Pooling of Sovereignty
Idealists in the “Yes” camp are hoping for a new kind of country, not a nineteenth-century nation state, with hard borders and an army. They are looking for a state that embraces the pooling of sovereignty, as committed to interdependence as to independence.
Through the British Irish Council and the Common Travel Area, the Irish Government; UK Government; Scottish Government; Northern Ireland Executive; Welsh Government; Isle of Man Government; Government of Jersey and Government of Guernsey all work together. The SNP propose an expansion of these ties. A “yes” vote is a chance to balance out power across the archipelago.
Some in the “Yes” camp favour closer ties with Scandinavia. The Shetland Islands are closer to Oslo than London. Nordic Horizons is an informal group of Scottish professionals who want to raise the standard of knowledge and debate about life and policy in the Nordic nations. What can Scotland learn from the innovation systems in Sweden and Finland to support Scotland’s economy?
Who Is For, Who Against?
The SNP has the sharpest, most effective political machine in Scotland. Salmond is a wily strategist and a charismatic speaker. Scottish Labour’s biggest talents made their careers by leaving for London long ago. The Spectator has observed, “Alistair Darling’s ‘Better Together’ campaign seems quieter than a Stornoway playground on the Sabbath”. Darling’s association with Blair and New Labour taints Darling. He was the UK Chancellor of the Exchequer who presided over the 2008 recession and predicted it would be “over by Christmas”. He is also very dull. Most of Scotland’s artists, writers, and musicians lean towards “Yes”, as do the young. Sixteen-year olds will have a vote. It is not cool to say “No”.
What if the Answer Is “No”?
Privately, well-placed Nationalists are girding themselves for a narrow defeat. They are sanguine about this. If the “Yes” side gets more than 40 percent then, they say, a new process of negotiations about devolution will begin. What has begun in Scotland is a rebellion against the highly centralized Westminster state, which still hands Scotland, Wales, Northern Ireland, and the English regions a “block grant” of cash rather than letting them raise and spend their own funds as they see fit.

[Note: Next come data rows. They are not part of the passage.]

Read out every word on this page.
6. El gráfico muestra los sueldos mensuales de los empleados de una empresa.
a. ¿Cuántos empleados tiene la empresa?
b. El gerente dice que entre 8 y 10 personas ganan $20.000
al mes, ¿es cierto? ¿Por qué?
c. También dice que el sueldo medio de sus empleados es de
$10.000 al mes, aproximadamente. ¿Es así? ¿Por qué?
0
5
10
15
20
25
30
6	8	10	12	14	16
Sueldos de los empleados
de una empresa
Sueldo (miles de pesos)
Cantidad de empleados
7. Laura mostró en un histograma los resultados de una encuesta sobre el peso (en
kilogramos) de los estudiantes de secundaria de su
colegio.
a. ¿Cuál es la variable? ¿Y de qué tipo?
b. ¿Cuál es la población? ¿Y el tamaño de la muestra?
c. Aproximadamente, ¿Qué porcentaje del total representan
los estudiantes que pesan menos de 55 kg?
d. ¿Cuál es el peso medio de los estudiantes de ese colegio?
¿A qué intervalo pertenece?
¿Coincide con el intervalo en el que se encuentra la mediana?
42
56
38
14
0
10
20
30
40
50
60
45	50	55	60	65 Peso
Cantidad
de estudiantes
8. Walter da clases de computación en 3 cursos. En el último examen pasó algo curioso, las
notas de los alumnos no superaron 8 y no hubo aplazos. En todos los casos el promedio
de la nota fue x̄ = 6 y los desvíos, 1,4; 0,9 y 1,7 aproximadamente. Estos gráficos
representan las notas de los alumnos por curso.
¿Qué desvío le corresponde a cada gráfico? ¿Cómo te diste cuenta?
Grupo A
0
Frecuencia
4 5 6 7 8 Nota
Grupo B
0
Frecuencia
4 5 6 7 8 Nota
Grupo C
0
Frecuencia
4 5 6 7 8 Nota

The Nationalist campaign has not been a sentimental business about tartanry and Braveheart. It has lacked even the faintest hint of anti-Englishness. The case for “Yes” has been presented in mild, technocratic terms. For the Nationalists, Scotland has become a land of social democratic consensus. The Conservative Party is now negligible as a political force in Scotland. In the 1955 election, the Tories won more votes in Scotland than any other party did, but decades of decline followed, culminating in the disaster of 1997. Today, of the fifty-nine members of Parliament Scotland sends to Westminster, just one is a Conservative.

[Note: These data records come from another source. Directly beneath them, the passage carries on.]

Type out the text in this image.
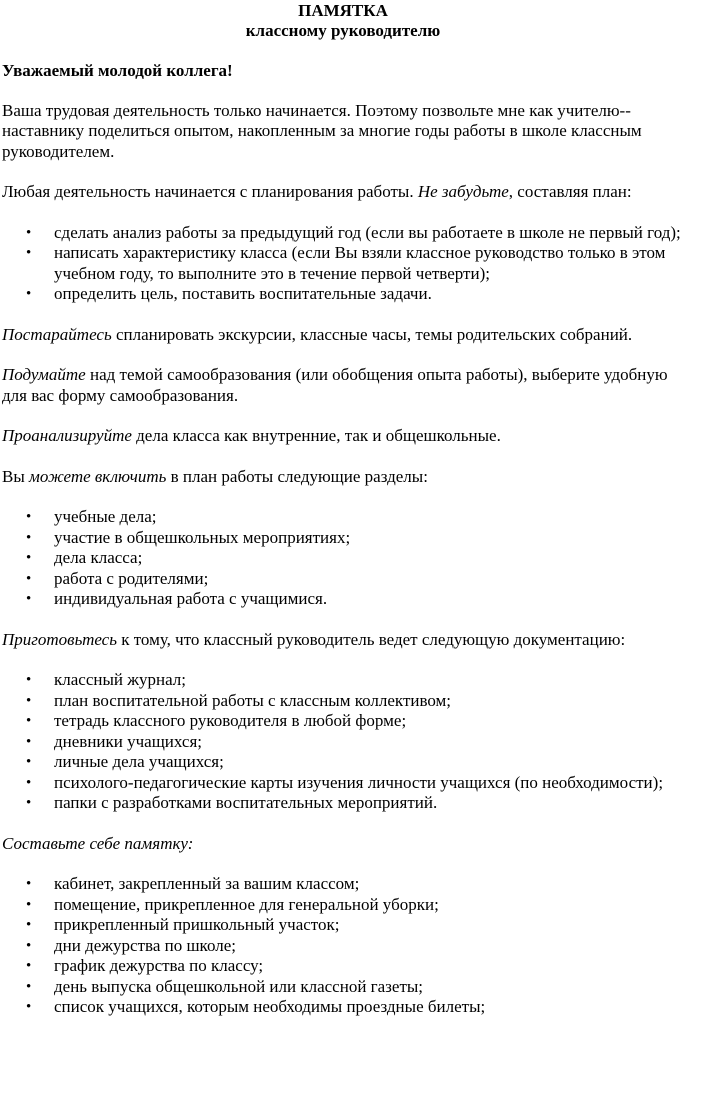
ПАМЯТКА
классному руководителю
Уважаемый молодой коллега!

Ваша трудовая деятельность только начинается. Поэтому позвольте мне как учителю-- наставнику поделиться опытом, накопленным за многие годы работы в школе классным руководителем.

Любая деятельность начинается с планирования работы. Не забудьте, составляя план:

• сделать анализ работы за предыдущий год (если вы работаете в школе не первый год);
• написать характеристику класса (если Вы взяли классное руководство только в этом учебном году, то выполните это в течение первой четверти);
• определить цель, поставить воспитательные задачи.

Постарайтесь спланировать экскурсии, классные часы, темы родительских собраний.

Подумайте над темой самообразования (или обобщения опыта работы), выберите удобную для вас форму самообразования.

Проанализируйте дела класса как внутренние, так и общешкольные.

Вы можете включить в план работы следующие разделы:

• учебные дела;
• участие в общешкольных мероприятиях;
• дела класса;
• работа с родителями;
• индивидуальная работа с учащимися.

Приготовьтесь к тому, что классный руководитель ведет следующую документацию:

• классный журнал;
• план воспитательной работы с классным коллективом;
• тетрадь классного руководителя в любой форме;
• дневники учащихся;
• личные дела учащихся;
• психолого-педагогические карты изучения личности учащихся (по необходимости);
• папки с разработками воспитательных мероприятий.

Составьте себе памятку:

• кабинет, закрепленный за вашим классом;
• помещение, прикрепленное для генеральной уборки;
• прикрепленный пришкольный участок;
• дни дежурства по школе;
• график дежурства по классу;
• день выпуска общешкольной или классной газеты;
• список учащихся, которым необходимы проездные билеты;
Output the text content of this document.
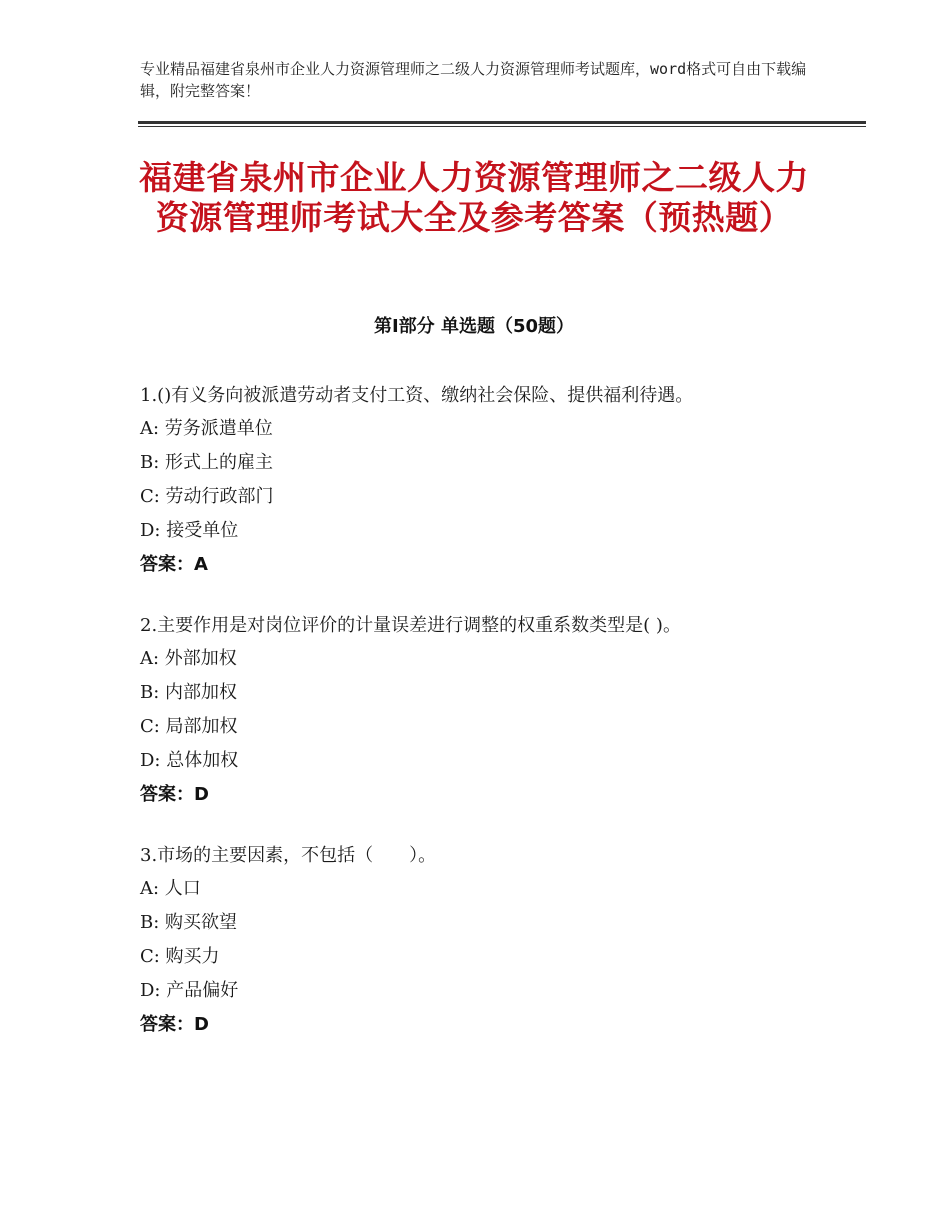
专业精品福建省泉州市企业人力资源管理师之二级人力资源管理师考试题库，word格式可自由下载编辑，附完整答案！
福建省泉州市企业人力资源管理师之二级人力资源管理师考试大全及参考答案（预热题）
第Ⅰ部分 单选题（50题）
1.()有义务向被派遣劳动者支付工资、缴纳社会保险、提供福利待遇。
A: 劳务派遣单位
B: 形式上的雇主
C: 劳动行政部门
D: 接受单位
答案：A
2.主要作用是对岗位评价的计量误差进行调整的权重系数类型是( )。
A: 外部加权
B: 内部加权
C: 局部加权
D: 总体加权
答案：D
3.市场的主要因素，不包括（　　）。
A: 人口
B: 购买欲望
C: 购买力
D: 产品偏好
答案：D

Salmond speaks of the “democratic deficit” that still afflicts Scotland, and indeed the UK as a whole. It is ironic that a “Yes” vote for Scottish independence would have a drastic effect on England. If Scotland no longer sends fifty-nine MPs to Westminster, many of whom represent safe Labour seats, then Labour’s chances of forming a UK government diminish sharply. An England-dominated UK could be a one-party state, a permanently Conservative polity.